ダルビッシュ有らを擁する2009年WBC日本代表 vs. 大谷翔平らを擁する2023年WBC日本代表――“史上最強投手陣”はどっちだ!?

日本プロ野球の歴史をひもとくとき、我々は常に「最強」という甘美な毒に冒される。
とりわけ、WBCという真剣勝負の舞台で世界の頂点に立った、2009年と2023年という二つの「投手王国」。このどちらが上かという議論に明確な答えは出ないが、最高に贅沢な泥仕合である。
この二つの時代を分かつ「スタイル」と「出力」の差を、冷徹かつ情熱的に解剖していく。
“崩れないこと”を最優先した成熟型ローテーションvs. “考える前に封じる”才能型ローテーション
ダルビッシュ有、岩隈久志の両輪を軸に、松坂大輔が「負けないエース」として君臨した2009年代表。その強みは、一言で言えば「完成度と安定感」だ。相手を力でねじ伏せるというより、1点を守り抜き、相手の嫌がる場所へ精密に投げ切る技術。まさに「勝つための最適解」を体現していた。
また、四球で自滅しないこと、試合中に修正できることなど、短期決戦で最も価値の高い能力を備えていた。国際大会では「良い投球」よりも「悪くならない投球」が重要になる。2009年代表は、その現実を熟知していた。
相手が何を狙っているのか。審判のゾーンはどこにあるのか。球が滑るなら、どこまでリスクを取るべきか──。勝つために“やらないこと”を決められる投手陣。それが2009年代表の本質だった。
対して、2023年代表は「考える前に封じる」才能型ローテーションと言えよう。大谷翔平、山本由伸、佐々木朗希、そして精神的支柱として帰還したダルビッシュ。
こちらは「球威と球質」の暴力だ。160キロ超がデフォルトとなり、フォークのキレはMLB基準すら超越する。相手が分かっていてもバットが空を切る、圧倒的な「個」の集結。2023年代表は、戦術以前に物理的に打てない投手陣だった。
2009年代表は“適応力”、2023年代表は“出力”
2009年代表の強みは、圧倒的な「適応力」にある。WBC特有の滑るボール、広すぎるストライクゾーン、劣悪なマウンド。こうした条件に対し、2009年代表は精密なコントロールと変化球の出し入れで、まるで国内の試合かのように順応してみせた。

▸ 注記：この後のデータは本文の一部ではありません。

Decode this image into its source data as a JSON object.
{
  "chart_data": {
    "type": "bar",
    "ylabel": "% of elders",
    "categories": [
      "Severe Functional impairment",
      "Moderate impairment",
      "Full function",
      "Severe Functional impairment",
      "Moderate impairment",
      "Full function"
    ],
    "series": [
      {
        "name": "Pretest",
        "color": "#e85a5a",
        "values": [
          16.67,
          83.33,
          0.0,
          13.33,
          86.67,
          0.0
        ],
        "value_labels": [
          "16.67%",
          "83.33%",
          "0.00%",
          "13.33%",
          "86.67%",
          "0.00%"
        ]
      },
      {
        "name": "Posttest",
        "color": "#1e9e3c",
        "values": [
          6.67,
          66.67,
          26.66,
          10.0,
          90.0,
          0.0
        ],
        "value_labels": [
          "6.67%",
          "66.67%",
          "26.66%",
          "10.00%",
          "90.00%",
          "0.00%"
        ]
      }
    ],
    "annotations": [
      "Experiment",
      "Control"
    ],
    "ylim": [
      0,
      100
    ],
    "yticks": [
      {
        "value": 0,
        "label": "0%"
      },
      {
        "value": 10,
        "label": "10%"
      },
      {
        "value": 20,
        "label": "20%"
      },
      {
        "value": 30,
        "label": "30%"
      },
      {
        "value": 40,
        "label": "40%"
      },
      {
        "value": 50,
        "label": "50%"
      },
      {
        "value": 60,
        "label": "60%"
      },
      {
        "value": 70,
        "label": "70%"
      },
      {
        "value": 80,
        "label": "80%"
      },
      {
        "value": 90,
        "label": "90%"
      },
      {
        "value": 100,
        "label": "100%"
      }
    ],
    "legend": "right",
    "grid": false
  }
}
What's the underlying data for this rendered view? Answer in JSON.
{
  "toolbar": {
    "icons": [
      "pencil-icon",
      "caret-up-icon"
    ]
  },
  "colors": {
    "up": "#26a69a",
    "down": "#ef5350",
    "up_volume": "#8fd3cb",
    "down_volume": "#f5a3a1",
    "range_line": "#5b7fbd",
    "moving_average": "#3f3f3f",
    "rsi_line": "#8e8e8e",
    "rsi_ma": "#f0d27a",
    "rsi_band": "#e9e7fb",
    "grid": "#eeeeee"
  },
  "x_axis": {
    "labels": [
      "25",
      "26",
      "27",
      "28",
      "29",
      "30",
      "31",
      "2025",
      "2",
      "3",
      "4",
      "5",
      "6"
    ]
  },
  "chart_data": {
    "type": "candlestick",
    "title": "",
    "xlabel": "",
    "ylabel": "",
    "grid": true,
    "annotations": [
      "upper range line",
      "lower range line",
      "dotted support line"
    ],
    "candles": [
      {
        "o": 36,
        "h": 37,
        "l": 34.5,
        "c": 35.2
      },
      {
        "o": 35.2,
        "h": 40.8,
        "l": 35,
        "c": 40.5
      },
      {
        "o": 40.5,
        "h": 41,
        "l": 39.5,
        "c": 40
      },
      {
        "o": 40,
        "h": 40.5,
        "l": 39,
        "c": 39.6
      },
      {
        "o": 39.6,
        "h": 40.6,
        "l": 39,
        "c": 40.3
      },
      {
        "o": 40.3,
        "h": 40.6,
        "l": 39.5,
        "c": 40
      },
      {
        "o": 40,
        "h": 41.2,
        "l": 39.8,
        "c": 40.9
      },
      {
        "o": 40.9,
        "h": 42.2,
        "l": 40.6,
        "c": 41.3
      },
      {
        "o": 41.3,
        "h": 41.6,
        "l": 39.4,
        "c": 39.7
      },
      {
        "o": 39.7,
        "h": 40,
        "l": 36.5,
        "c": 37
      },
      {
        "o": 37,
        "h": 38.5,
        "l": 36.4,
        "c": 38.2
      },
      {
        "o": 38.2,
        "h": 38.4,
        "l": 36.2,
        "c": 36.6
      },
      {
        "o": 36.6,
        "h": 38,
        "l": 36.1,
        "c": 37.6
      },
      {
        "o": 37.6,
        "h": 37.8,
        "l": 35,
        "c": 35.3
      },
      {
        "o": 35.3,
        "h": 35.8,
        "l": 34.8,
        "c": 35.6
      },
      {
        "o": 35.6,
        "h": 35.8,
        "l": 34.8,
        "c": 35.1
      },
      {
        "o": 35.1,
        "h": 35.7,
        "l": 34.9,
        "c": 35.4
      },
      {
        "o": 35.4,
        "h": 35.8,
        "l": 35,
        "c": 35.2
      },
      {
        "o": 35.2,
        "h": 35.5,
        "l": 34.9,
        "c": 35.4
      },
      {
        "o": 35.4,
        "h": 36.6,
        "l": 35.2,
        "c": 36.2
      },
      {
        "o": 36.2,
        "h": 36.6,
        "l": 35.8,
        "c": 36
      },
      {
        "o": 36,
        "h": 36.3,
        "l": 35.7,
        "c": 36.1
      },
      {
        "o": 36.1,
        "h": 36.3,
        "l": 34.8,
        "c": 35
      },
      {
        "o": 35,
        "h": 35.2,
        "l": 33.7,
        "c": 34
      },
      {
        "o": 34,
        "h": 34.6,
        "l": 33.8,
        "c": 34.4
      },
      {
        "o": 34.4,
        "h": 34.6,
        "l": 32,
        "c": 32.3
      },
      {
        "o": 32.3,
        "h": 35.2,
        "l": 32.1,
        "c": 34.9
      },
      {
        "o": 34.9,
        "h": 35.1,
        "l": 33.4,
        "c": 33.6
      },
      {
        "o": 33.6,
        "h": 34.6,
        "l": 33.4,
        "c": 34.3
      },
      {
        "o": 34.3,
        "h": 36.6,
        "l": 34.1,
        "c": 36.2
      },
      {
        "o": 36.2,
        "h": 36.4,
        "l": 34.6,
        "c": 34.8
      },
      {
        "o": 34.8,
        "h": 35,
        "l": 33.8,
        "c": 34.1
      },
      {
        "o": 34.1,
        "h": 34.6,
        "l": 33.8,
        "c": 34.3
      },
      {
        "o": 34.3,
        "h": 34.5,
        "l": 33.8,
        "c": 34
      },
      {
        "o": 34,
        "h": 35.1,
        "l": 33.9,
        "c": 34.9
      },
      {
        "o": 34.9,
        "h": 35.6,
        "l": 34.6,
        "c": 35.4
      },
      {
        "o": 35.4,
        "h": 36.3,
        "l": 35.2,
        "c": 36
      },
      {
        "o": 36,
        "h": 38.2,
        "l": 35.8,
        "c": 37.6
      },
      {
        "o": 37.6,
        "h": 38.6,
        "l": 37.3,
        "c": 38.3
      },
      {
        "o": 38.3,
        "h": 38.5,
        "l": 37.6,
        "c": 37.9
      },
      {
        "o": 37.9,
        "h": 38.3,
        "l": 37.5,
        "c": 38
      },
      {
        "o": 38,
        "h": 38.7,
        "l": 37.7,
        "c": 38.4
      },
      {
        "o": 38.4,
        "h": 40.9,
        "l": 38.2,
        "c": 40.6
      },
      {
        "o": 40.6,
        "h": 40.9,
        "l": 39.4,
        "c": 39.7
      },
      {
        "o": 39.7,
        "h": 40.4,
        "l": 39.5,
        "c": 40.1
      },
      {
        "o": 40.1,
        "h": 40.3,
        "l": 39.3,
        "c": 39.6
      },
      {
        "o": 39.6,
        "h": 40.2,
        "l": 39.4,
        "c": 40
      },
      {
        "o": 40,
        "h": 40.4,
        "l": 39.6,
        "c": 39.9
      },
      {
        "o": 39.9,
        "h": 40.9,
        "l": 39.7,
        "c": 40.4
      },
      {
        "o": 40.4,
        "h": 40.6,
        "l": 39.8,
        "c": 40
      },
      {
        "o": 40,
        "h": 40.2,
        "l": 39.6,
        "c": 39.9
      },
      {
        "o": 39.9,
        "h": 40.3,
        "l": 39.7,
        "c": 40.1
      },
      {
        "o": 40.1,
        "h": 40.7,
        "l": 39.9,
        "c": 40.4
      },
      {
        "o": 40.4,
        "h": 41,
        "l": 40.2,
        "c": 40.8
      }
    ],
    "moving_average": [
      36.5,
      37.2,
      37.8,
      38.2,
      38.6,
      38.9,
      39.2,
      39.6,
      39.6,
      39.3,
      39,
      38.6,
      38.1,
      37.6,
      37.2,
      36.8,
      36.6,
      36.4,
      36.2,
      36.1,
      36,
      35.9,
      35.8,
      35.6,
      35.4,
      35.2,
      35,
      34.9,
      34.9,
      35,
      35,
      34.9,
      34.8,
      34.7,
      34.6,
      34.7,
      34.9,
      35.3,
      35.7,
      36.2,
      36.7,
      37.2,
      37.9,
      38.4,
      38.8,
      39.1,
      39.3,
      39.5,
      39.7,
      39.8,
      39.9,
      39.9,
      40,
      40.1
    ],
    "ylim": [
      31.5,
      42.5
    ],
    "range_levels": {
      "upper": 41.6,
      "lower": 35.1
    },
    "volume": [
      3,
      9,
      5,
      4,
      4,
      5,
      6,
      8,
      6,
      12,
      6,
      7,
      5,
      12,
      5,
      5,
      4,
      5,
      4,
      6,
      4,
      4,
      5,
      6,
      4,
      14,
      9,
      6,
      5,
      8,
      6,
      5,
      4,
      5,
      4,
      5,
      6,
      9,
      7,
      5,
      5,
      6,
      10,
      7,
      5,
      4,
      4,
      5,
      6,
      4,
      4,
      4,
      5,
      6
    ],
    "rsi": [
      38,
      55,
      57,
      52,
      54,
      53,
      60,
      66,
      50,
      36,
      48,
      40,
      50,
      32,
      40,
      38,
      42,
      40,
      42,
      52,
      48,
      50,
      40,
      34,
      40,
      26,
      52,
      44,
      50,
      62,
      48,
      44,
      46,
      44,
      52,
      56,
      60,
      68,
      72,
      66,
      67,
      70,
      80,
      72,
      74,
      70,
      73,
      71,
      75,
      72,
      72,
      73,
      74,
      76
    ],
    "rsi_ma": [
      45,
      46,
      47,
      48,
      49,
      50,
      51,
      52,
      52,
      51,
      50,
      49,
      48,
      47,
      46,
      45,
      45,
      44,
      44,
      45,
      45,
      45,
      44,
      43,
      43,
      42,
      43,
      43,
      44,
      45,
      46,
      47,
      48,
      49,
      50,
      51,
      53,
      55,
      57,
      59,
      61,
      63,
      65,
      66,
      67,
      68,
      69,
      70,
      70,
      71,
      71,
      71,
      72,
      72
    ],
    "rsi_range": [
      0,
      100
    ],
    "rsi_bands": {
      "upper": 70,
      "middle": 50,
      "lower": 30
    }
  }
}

一方、2023年代表は投手陣全体で出力を押し出した。環境の変化など関係ない。160キロ超の直球と、高速で落ちるスプリットの波状攻撃があれば、どこのマウンドでも、誰が相手でも粉砕できる。現代野球が到達した一つの極致である。
ここに、「完成度の2009」と「才能の2023」という決定的な分岐がある。
また、リリーフ運用にも、時代の違いは色濃く表れている。
2009年は、馬原孝浩、藤川球児といったNPBで確立された役割をそのまま持ち込んだ「盤石の継投」。準決勝、決勝で見せたダルビッシュへのスイッチも、戦術的な「継投の必然性」に基づく、美しい流れだった。
一方、2023年は違う。準決勝で山本由伸をロングリリーフに回し、決勝の最後を大谷翔平が締めるという「超豪華リリーフ化」を敢行した。これは戦術を超えた「象徴性」の極致だ。エースが最後を締める──シンプルだが、これ以上ないほど残酷な回答だった。
2009年代表は、日本が誇る「緻密さ」を極限まで高め、国際大会という異質な環境において「最も勝てる確率が高い集団」だった。
2023年代表は、NPBのレベルがMLBと遜色ない領域まで進化したことを証明した、「純粋なスペックで歴代最高」の軍団である。
勝つための最適解を追求した2009年と、個の戦力値を極限まで高めた2023年。この二つの王朝がNPB史を二分している事実に、我々はただ感謝するしかない。
もし、この二つのチームが対決したら──。そんな妄想こそが、野球ファンに許された最高の贅沢なのだ。